There's plenty more where this came from:
  - mozilla-central/source/toolkit/components/places/src/nsNavHistory.cpp
  - https://developer.mozilla.org/en/Places/Query_System
  - https://developer.mozilla.org/en/Storage
  - https://developer.mozilla.org/en/Places/History_Service/Design

If you wish to use SQLite from your Java program, there are some drivers available.
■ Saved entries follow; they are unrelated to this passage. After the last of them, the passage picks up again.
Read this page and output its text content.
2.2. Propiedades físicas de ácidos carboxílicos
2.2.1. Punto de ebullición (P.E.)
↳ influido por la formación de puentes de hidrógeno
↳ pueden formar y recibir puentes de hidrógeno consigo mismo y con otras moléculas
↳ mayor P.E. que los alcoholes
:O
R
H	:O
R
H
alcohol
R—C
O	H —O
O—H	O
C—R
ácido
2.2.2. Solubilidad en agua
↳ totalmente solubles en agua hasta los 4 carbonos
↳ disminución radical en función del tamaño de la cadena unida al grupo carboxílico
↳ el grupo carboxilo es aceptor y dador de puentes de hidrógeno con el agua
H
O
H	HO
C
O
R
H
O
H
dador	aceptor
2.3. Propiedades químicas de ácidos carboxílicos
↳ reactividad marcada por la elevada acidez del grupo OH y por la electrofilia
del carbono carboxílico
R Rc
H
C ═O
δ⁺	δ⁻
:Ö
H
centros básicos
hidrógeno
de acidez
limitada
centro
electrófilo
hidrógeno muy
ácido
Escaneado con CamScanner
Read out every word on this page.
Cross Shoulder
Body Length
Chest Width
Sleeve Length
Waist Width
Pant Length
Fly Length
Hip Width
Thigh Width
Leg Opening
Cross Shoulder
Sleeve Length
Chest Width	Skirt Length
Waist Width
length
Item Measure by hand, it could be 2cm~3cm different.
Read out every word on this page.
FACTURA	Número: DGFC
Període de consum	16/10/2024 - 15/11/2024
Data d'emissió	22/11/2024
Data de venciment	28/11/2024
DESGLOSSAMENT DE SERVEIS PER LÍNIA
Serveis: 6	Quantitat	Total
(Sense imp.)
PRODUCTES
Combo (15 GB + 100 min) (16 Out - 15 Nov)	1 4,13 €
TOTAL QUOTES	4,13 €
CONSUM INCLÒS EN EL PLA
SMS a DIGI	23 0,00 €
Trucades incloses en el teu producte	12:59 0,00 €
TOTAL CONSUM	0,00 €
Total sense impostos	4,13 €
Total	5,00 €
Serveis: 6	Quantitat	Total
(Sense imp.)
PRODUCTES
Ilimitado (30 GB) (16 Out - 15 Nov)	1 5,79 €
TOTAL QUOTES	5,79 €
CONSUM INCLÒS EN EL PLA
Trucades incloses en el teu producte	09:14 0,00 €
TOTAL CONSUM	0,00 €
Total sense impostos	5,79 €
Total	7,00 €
SQLite also supports a pure memory mode, much like my other favorite database H2.
  - http://www.xerial.org/trac/Xerial/wiki/SQLiteJDBC
  - http://code.google.com/p/sqlite4java/

2 comments:

Ashwin Jayaprakash said...

Correction.. I should've realized that the Full Text Seach inside SQLite is doing all the grunt work - sqlite.org/fts3.html

Ashwin Jayaprakash said...

Another one - sqljet - Pure Java SQLite.